Protecting Great Lakes is an investment in the future
Some disasters can be avoided, but not on the cheap.
The federal government has responded to natural disasters at home and abroad, recognizing the obvious need to help people and to rebuild infrastructure after the fact. It's not always easy finding the money, but Washington normally does.
What Washington is less likely to do, however, is find the money that is necessary to avert a disaster.
So it is with the Great Lakes, one of the nation's most important natural resources.
The lakes are subject to potential disasters that would have enormous economic and social repercussions.
Pollution from myriad sources continues to flow into the lakes every day. There are oxygen-depleted dead zones in the lakes.
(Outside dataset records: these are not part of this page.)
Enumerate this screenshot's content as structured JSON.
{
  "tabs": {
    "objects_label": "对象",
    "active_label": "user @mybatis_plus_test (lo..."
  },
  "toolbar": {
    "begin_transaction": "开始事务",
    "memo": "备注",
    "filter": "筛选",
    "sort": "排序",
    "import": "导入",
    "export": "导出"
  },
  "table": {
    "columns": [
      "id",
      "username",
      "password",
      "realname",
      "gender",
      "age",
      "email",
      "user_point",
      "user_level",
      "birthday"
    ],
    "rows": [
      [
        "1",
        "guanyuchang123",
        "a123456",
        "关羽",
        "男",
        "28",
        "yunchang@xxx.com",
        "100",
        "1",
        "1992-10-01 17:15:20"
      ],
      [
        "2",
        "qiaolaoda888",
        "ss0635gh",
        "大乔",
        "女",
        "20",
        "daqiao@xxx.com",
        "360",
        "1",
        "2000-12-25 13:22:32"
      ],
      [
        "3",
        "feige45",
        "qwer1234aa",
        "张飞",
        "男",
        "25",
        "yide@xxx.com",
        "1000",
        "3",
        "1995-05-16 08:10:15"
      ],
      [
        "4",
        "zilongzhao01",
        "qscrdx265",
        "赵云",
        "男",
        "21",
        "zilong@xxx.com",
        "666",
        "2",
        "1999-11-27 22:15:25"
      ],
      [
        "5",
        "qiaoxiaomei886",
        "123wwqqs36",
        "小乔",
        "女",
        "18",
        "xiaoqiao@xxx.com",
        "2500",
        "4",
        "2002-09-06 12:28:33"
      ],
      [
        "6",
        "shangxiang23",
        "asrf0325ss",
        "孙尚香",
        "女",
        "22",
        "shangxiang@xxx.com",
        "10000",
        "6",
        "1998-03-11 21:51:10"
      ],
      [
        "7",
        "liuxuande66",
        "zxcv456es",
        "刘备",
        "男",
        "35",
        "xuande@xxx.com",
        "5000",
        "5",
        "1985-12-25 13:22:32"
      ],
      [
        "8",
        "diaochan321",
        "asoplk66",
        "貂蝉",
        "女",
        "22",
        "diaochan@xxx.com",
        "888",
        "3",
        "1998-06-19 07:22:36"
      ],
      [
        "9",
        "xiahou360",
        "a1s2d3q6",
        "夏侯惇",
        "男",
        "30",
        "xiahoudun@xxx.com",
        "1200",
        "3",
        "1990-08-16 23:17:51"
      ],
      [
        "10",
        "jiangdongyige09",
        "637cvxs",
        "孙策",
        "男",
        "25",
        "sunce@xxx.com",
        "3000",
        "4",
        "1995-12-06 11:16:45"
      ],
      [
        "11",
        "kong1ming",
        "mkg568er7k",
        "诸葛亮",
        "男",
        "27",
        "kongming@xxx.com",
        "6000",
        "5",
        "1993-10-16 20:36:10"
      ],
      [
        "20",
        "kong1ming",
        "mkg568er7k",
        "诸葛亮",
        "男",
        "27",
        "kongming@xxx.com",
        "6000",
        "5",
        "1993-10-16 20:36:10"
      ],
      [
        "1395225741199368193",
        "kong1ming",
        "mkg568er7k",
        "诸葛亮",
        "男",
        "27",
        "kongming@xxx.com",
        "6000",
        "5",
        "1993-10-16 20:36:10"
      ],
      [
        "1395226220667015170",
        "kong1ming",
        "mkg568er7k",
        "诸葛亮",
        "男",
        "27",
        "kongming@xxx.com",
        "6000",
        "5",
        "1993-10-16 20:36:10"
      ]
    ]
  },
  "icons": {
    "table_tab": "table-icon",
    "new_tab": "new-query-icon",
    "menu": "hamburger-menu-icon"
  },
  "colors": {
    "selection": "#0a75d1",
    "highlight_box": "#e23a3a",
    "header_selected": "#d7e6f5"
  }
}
And there is the threat from the Asian carp, a voracious fish capable of devouring other aquatic life in the lakes and upsetting the ecological balance as no other invasive species has before. The damage the Asian carp could do would make the invasion of zebra mussels look like a minor inconvenience.
Virtually everyone in politics in the Great Lakes region acknowledges the existing and potential problems facing the lakes and agree that action is necessary. But it is a bigger problem than any state, province or city can tackle. In Washington, too, there is acknowledgment of the potential problems, but Washington, the only governmental entity big enough to begin tackling those problems before they reach crisis proportions, appears to be only willing to pay lip service.
Ready to announce
Governors, mayors, Indian tribes and others along the lakes are going to announce their 15-year plan to clean up and protect the Great Lakes Dec. 12 in Chicago. The plan is more than a year in the making and at one time seemed to have President Bush's backing.
It is not cheap. Over 15 years, it would cost an estimated $20 billion.
That's a fraction of what the federal government will end up spending on hurricane reconstruction in the Gulf states over a much shorter period of time, but the White House is saying it has no additional money for the Great Lakes.
Ohio obviously, is a key state among Great Lakes states. It might do well for the White House to recall that Ohio has also been a key political state, and is likely to continue to be so. Gov. Bob Taft and U.S. Sens. Mike DeWine and George Voinovich all support funding for the Great Lakes initiative.
But the White House shouldn't respond to the needs of the Great Lakes out of political expediency. It should respond because protecting the Great Lakes is the moral thing to do and it is the responsible thing to do.
Preventing a disaster such as an invasion by Asian carp or expanding dead zones will cost pennies on the dollar, compared to the expense of responding to an ecological disaster after it happens.
The needs of the Great Lakes were real before the disasters of this fall struck the Gulf states and they are real now. The White House should do the smart thing -- the conservative thing -- and invest in preventative measures now.